Now that Thayer's Lexicon is out, if you purchased it, have you changed your priority of Greek Lexicons? I know many have BDAG, LEH LXX, BAGD, LSJ/Liddell. What is your list of Greek lexicon priorities now and where does Thayer fit in?
I have Thayers near the top.
I've put thayer at the top and am impressed.
Why does or would a person prefer Thayer's to BDAG? And can Thayer's be trusted where it might disagree with BDAG or give different word meanings than BDAG, since Thayer was written before the discoveries of the papyri and the understanding of Koinê Greek they provided?
For the reason Nicky gave, Thayer's was out-of-date as soon as it was published. BDAG is the most well respected lexicon amongst the vast majority of biblical scholars. It's great!
I am still saving up to afford BDAG. [:)]
oops, for the reason Eric gave. Sorry, Nicky
Thayer is a luxury of nostalgia as far as I'm concerned. I need my lexicons to be authoritative and up to date.
* BDAG
* TDNT
* LSJ
* EDNT
* TLNT
* ANLEX
* DBL
I'm still impressed with thayers, and the price is right!
Thayers, I am sorry to say, is a waste of money if you own BDAG. I used Thayers in seminary and the BDAG by far is the best, but I understand expense too.
It would be nice if Logos would get a couple of vintage lexicons into the works: Abbott-Smith and Cremer. The former is succinct where BDAG might be a bit much, the latter was the Kittel of its day.
I think the older lexicons are great, when you're trying to understand the logic in the older commentaries. Detective work.
Abbott-Smith is nice for the Hebrew equivalents, and it benefits from the papyri studies.
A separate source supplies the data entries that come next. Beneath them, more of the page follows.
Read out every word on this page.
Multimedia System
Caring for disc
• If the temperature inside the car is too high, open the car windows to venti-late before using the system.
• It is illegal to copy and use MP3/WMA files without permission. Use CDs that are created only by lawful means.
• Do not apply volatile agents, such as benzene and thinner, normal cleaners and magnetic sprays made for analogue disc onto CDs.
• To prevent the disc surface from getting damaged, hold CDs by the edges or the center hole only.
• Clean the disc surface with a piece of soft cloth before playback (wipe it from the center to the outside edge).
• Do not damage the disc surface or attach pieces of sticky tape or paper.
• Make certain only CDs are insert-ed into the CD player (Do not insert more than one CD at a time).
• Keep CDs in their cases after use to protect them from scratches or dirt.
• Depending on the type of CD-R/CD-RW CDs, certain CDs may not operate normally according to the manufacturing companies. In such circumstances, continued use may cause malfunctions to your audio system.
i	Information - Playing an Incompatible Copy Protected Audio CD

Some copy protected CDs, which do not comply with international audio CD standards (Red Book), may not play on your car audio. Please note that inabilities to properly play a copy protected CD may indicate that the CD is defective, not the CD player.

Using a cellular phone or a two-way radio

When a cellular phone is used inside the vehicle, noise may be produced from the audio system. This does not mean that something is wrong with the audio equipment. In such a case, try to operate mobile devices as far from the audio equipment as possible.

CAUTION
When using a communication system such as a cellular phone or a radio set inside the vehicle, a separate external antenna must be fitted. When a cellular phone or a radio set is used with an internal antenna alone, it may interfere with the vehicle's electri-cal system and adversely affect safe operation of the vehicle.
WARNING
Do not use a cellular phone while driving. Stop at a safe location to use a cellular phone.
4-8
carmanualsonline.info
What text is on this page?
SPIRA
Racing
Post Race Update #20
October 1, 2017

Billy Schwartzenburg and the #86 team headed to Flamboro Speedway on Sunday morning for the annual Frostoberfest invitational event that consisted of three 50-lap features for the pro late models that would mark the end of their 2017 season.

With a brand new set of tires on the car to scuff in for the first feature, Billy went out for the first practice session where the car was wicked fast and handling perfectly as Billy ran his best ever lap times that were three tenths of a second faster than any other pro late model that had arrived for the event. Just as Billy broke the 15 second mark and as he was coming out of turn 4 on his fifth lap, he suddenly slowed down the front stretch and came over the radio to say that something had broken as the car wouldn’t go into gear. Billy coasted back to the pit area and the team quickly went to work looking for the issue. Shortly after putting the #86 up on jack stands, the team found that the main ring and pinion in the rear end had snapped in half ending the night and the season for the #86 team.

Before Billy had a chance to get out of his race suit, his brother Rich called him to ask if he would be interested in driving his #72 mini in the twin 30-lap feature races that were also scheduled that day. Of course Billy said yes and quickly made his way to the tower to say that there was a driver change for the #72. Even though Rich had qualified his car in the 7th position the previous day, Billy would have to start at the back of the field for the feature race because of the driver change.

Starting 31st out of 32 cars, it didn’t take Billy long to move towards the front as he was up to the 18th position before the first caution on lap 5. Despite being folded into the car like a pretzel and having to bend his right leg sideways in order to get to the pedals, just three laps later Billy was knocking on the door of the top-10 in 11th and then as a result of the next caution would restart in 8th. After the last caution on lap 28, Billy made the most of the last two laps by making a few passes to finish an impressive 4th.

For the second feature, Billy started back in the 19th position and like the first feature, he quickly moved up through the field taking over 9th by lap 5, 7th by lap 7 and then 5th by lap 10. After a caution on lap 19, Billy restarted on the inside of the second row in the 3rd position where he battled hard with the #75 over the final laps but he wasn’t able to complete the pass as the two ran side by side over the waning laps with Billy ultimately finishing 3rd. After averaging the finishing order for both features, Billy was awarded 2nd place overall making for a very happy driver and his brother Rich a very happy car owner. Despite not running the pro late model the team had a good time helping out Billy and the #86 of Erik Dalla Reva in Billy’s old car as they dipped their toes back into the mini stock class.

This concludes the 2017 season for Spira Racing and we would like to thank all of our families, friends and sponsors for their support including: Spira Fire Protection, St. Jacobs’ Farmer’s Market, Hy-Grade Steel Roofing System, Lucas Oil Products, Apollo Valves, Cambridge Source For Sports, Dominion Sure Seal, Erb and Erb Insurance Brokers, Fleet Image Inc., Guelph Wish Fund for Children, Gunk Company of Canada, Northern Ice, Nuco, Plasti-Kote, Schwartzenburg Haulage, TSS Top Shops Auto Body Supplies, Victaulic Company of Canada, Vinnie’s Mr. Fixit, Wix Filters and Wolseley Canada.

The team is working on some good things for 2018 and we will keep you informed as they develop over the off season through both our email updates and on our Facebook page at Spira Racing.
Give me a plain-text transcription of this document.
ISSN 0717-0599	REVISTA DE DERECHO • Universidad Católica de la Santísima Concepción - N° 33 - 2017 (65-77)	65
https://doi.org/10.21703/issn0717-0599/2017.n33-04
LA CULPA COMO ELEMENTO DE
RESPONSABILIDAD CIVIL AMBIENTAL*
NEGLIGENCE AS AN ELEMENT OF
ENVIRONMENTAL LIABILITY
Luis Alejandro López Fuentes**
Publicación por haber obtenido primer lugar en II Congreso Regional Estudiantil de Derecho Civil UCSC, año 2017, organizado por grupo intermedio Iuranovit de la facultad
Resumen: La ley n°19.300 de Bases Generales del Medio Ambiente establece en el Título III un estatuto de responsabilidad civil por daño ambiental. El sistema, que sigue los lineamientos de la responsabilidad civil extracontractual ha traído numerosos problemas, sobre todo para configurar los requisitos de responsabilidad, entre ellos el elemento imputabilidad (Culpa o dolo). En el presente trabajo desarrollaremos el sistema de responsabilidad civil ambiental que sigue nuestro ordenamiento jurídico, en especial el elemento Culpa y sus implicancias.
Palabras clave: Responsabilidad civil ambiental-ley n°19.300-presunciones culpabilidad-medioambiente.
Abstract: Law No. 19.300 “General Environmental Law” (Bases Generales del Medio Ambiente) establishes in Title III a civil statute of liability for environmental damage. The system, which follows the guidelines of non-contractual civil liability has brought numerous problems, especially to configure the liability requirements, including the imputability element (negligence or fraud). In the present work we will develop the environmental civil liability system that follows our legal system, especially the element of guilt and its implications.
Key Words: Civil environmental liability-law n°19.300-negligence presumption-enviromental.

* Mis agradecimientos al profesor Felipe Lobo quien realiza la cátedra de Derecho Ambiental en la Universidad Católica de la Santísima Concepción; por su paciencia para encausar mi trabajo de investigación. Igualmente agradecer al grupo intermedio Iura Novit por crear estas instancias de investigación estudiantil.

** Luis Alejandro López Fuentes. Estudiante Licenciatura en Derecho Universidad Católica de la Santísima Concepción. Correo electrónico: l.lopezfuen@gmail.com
However, Danker of BDAG last year published a concise lexicon, which, while derived from BDAG, is also informed with some more current studies; I have a hardcover version I carry to church. That might be nice for Logos to offer for those who don't have the $150 or whatever for BDAG. I think it may only have NT words, though, vs. BDAG which I think includes vocabulary from other early Christian writings.